Meskipun demikian, pengelolaan pariwisata di negeri ini masih menghadapi banyak tantangan struktural, baik dari sisi regulasi, kelembagaan, maupun kebijakan operasional di lapangan.
Undang-Undang Nomor 10 Tahun 2009 tentang Kepariwisataan yang selama ini menjadi payung hukum utama, kini memasuki masa krusial untuk direvisi. Pembahasan Rancangan Undang-Undang (RUU) Kepariwisataan yang tengah berlangsung di Dewan Perwakilan Rakyat (DPR) menjadi momentum penting untuk menata ulang arah kebijakan pariwisata nasional secara menyeluruh dan berkelanjutan.

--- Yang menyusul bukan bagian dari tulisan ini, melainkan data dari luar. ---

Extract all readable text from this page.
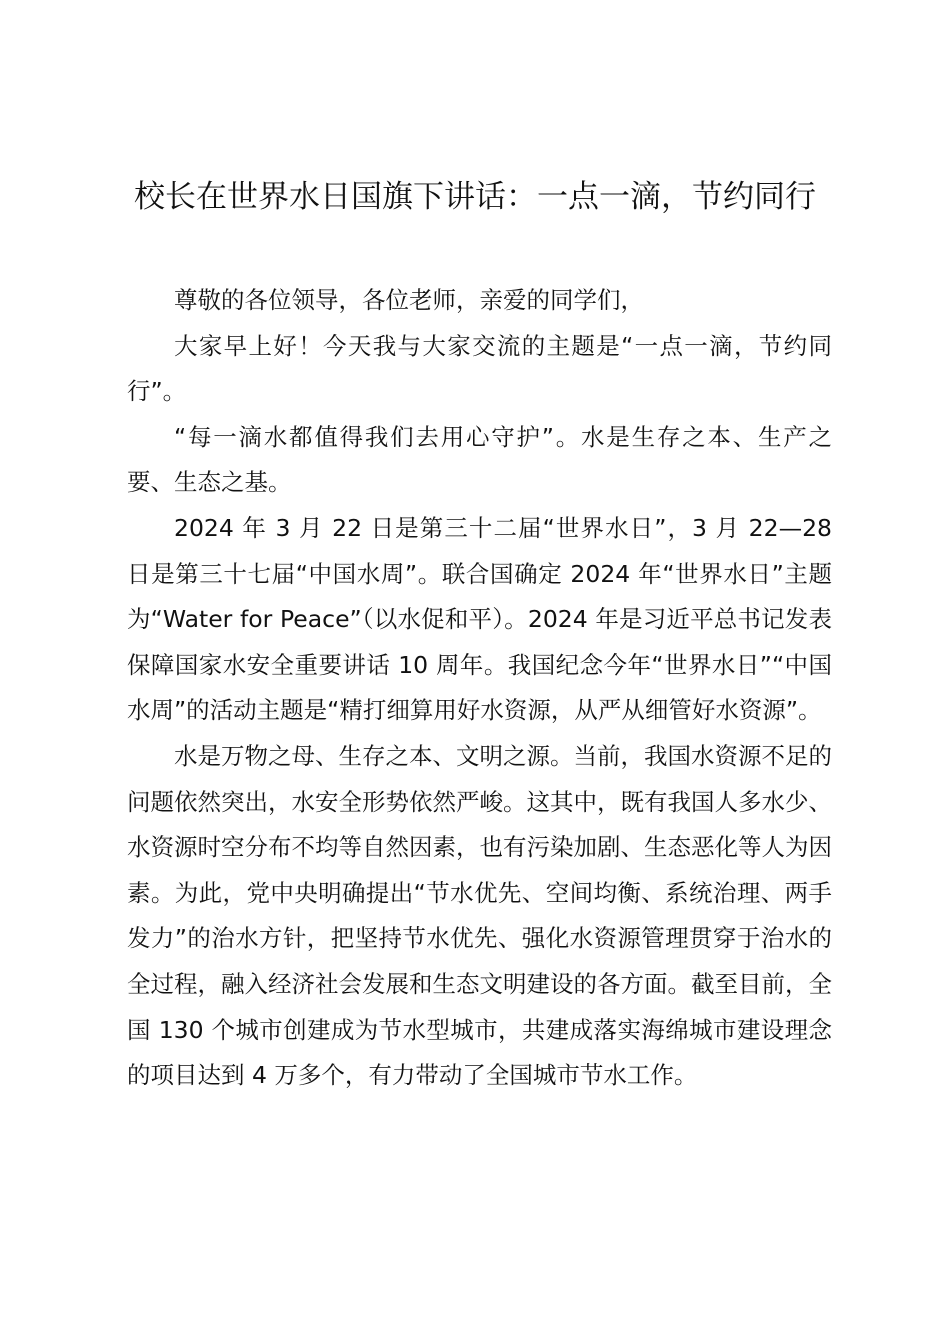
校长在世界水日国旗下讲话：一点一滴，节约同行

尊敬的各位领导，各位老师，亲爱的同学们，

大家早上好！今天我与大家交流的主题是“一点一滴，节约同行”。

“每一滴水都值得我们去用心守护”。水是生存之本、生产之要、生态之基。

2024 年 3 月 22 日是第三十二届“世界水日”，3 月 22—28 日是第三十七届“中国水周”。联合国确定 2024 年“世界水日”主题为“Water for Peace”（以水促和平）。2024 年是习近平总书记发表保障国家水安全重要讲话 10 周年。我国纪念今年“世界水日”“中国水周”的活动主题是“精打细算用好水资源，从严从细管好水资源”。

水是万物之母、生存之本、文明之源。当前，我国水资源不足的问题依然突出，水安全形势依然严峻。这其中，既有我国人多水少、水资源时空分布不均等自然因素，也有污染加剧、生态恶化等人为因素。为此，党中央明确提出“节水优先、空间均衡、系统治理、两手发力”的治水方针，把坚持节水优先、强化水资源管理贯穿于治水的全过程，融入经济社会发展和生态文明建设的各方面。截至目前，全国 130 个城市创建成为节水型城市，共建成落实海绵城市建设理念的项目达到 4 万多个，有力带动了全国城市节水工作。
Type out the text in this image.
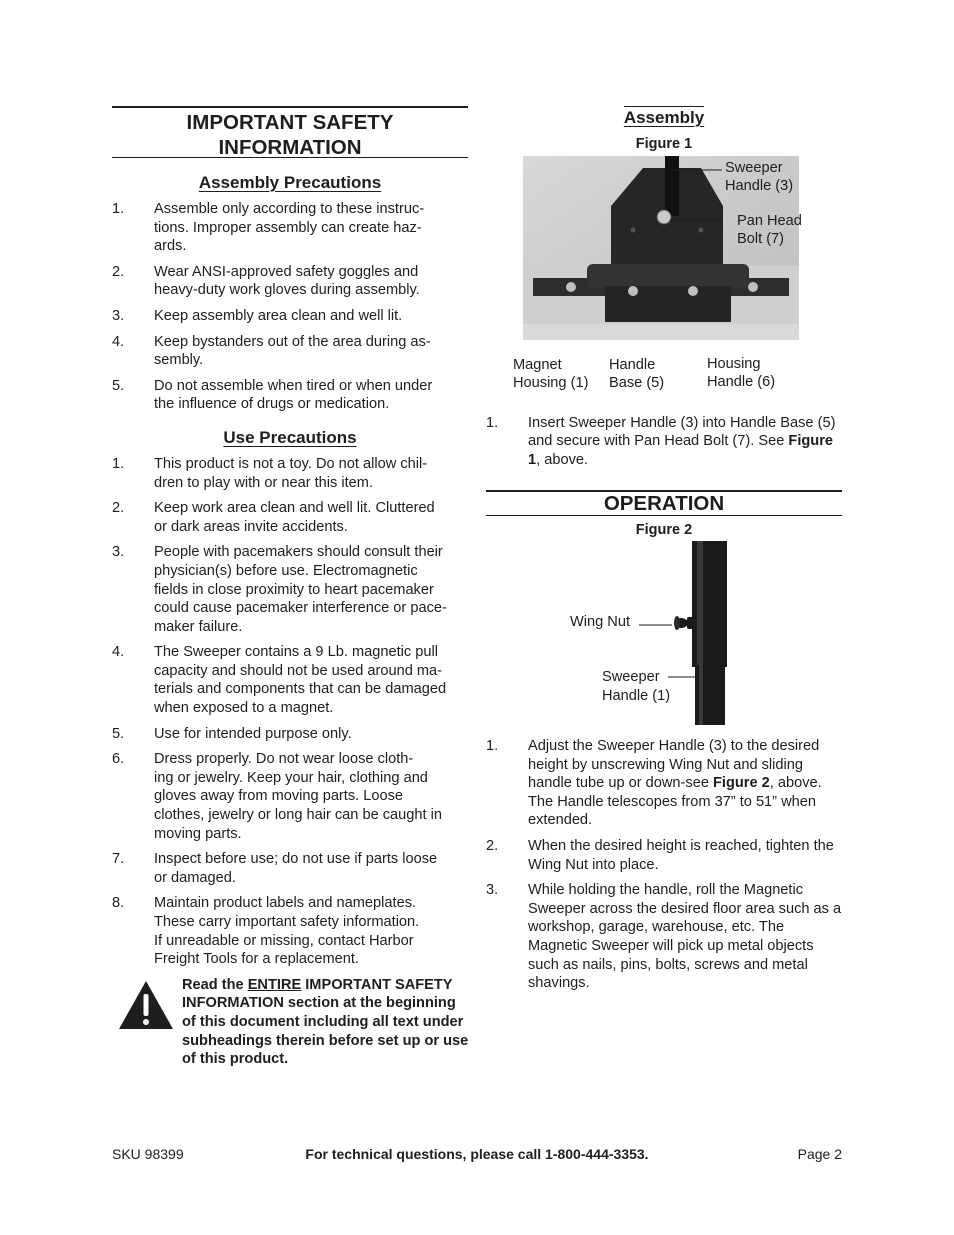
IMPORTANT SAFETY
INFORMATION
Assembly Precautions
1. Assemble only according to these instruc-
tions. Improper assembly can create haz-
ards.
2. Wear ANSI-approved safety goggles and
heavy-duty work gloves during assembly.
3. Keep assembly area clean and well lit.
4. Keep bystanders out of the area during as-
sembly.
5. Do not assemble when tired or when under
the influence of drugs or medication.
Use Precautions
1. This product is not a toy. Do not allow chil-
dren to play with or near this item.
2. Keep work area clean and well lit. Cluttered
or dark areas invite accidents.
3. People with pacemakers should consult their
physician(s) before use. Electromagnetic
fields in close proximity to heart pacemaker
could cause pacemaker interference or pace-
maker failure.
4. The Sweeper contains a 9 Lb. magnetic pull
capacity and should not be used around ma-
terials and components that can be damaged
when exposed to a magnet.
5. Use for intended purpose only.
6. Dress properly. Do not wear loose cloth-
ing or jewelry. Keep your hair, clothing and
gloves away from moving parts. Loose
clothes, jewelry or long hair can be caught in
moving parts.
7. Inspect before use; do not use if parts loose
or damaged.
8. Maintain product labels and nameplates.
These carry important safety information.
If unreadable or missing, contact Harbor
Freight Tools for a replacement.
Read the ENTIRE IMPORTANT SAFETY INFORMATION section at the beginning of this document including all text under subheadings therein before set up or use of this product.
Assembly
Figure 1
Sweeper
Handle (3)
Pan Head
Bolt (7)
Magnet
Housing (1)
Handle
Base (5)
Housing
Handle (6)
1. Insert Sweeper Handle (3) into Handle Base (5) and secure with Pan Head Bolt (7). See Figure 1, above.
OPERATION
Figure 2
Wing Nut
Sweeper
Handle (1)
1. Adjust the Sweeper Handle (3) to the desired height by unscrewing Wing Nut and sliding handle tube up or down-see Figure 2, above. The Handle telescopes from 37” to 51” when extended.
2. When the desired height is reached, tighten the Wing Nut into place.
3. While holding the handle, roll the Magnetic Sweeper across the desired floor area such as a workshop, garage, warehouse, etc. The Magnetic Sweeper will pick up metal objects such as nails, pins, bolts, screws and metal shavings.
SKU 98399	For technical questions, please call 1-800-444-3353.	Page 2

RUU Kepariwisataan terbaru diharapkan tidak sekadar memperbarui redaksi norma hukum, tetapi mampu menjawab berbagai isu yang selama ini menjadi hambatan dalam pengembangan sektor ini.
Lima hal krusial yang kini menjadi perhatian dalam pembahasan oleh parlemen perlu mendapat tempat yang strategis dalam draf undang-undang yang baru. Kelima isu tersebut adalah penguatan pendidikan vokasi dan sumber daya manusia (SDM) pariwisata; promosi pariwisata yang lebih masif dan strategis; penataan objek wisata dan isu keberlanjutan; pembenahan kelembagaan, serta peningkatan penerimaan negara dari sektor pariwisata.

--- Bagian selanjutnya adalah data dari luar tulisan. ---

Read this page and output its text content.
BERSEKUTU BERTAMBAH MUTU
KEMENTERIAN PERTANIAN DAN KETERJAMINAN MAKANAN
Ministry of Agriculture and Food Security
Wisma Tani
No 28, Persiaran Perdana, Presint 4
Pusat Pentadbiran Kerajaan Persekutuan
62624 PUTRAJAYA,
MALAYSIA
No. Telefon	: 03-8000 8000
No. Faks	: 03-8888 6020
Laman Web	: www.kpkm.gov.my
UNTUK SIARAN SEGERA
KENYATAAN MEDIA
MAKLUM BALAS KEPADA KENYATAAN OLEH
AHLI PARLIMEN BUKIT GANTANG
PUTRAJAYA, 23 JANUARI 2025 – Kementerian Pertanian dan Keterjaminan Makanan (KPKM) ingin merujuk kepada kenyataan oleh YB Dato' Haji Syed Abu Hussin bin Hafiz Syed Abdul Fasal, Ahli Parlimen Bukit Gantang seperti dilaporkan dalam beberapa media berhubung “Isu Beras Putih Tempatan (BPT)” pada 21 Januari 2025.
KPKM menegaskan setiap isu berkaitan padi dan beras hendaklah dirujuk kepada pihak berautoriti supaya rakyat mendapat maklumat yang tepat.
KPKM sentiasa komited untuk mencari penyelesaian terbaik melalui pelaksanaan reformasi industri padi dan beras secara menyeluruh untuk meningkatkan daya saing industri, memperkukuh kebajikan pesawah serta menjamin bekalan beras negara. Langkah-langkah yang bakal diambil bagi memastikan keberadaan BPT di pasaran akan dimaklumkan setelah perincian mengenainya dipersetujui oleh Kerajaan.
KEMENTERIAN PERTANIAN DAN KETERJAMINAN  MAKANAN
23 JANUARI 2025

Beberapa negara yang berhasil membangkitkan sektor pariwisata mereka, mungkin bisa dijadikan contoh dalam penggodokan rancangan undang-undang ini. Negara-negara di kawasan Timur Tengah, misalnya, berhasil membangkitkan pariwisata mereka melalui reformasi visa dan penyelenggaraan acara internasional berskala besar. Uni Emirat Arab dan Arab Saudi, kini menjadi magnet wisata baru karena kemudahan akses bagi wisatawan, ditambah promosi objek wisata yang terintegrasi dengan memanfaatkan strategi diplomasi ekonomi dan budaya.

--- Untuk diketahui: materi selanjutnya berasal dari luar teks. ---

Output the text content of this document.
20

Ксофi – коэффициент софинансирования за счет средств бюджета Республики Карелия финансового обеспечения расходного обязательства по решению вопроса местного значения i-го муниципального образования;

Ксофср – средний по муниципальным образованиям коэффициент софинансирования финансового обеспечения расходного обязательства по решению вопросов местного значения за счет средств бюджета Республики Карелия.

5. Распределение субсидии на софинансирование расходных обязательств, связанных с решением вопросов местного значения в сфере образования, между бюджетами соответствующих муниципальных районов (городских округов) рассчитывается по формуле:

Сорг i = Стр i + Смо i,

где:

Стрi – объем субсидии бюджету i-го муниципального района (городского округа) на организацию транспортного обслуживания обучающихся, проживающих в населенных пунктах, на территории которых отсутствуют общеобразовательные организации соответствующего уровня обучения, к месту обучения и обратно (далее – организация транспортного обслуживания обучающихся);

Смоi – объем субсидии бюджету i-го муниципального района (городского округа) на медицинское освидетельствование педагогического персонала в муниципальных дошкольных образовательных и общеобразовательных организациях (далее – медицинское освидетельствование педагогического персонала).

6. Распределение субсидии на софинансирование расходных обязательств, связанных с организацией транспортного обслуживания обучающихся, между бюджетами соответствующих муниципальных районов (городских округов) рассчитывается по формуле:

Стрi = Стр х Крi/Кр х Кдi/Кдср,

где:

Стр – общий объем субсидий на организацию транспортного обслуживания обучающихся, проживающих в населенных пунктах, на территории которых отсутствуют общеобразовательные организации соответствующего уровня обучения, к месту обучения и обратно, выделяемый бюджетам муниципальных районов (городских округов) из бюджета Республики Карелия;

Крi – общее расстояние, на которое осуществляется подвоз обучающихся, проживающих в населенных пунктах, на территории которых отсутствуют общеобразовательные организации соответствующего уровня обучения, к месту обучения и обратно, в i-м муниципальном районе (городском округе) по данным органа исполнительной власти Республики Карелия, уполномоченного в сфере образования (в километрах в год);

Indonesia, di sisi lain, justru bergerak ke arah sebaliknya. Kebijakan pencabutan bebas visa kunjungan dan menggantinya dengan skema visa on arrival, terutama bagi wisatawan dari negara-negara potensial, dapat mengurangi daya saing objek wisata Indonesia di mata dunia.
Padahal, reformasi visa merupakan salah satu pendorong utama kebangkitan pariwisata global, selain konektivitas udara, tren ekowisata dan wisata budaya, serta munculnya kebutuhan perjalanan kombinatif antara bisnis dan wisata (bleisure travel).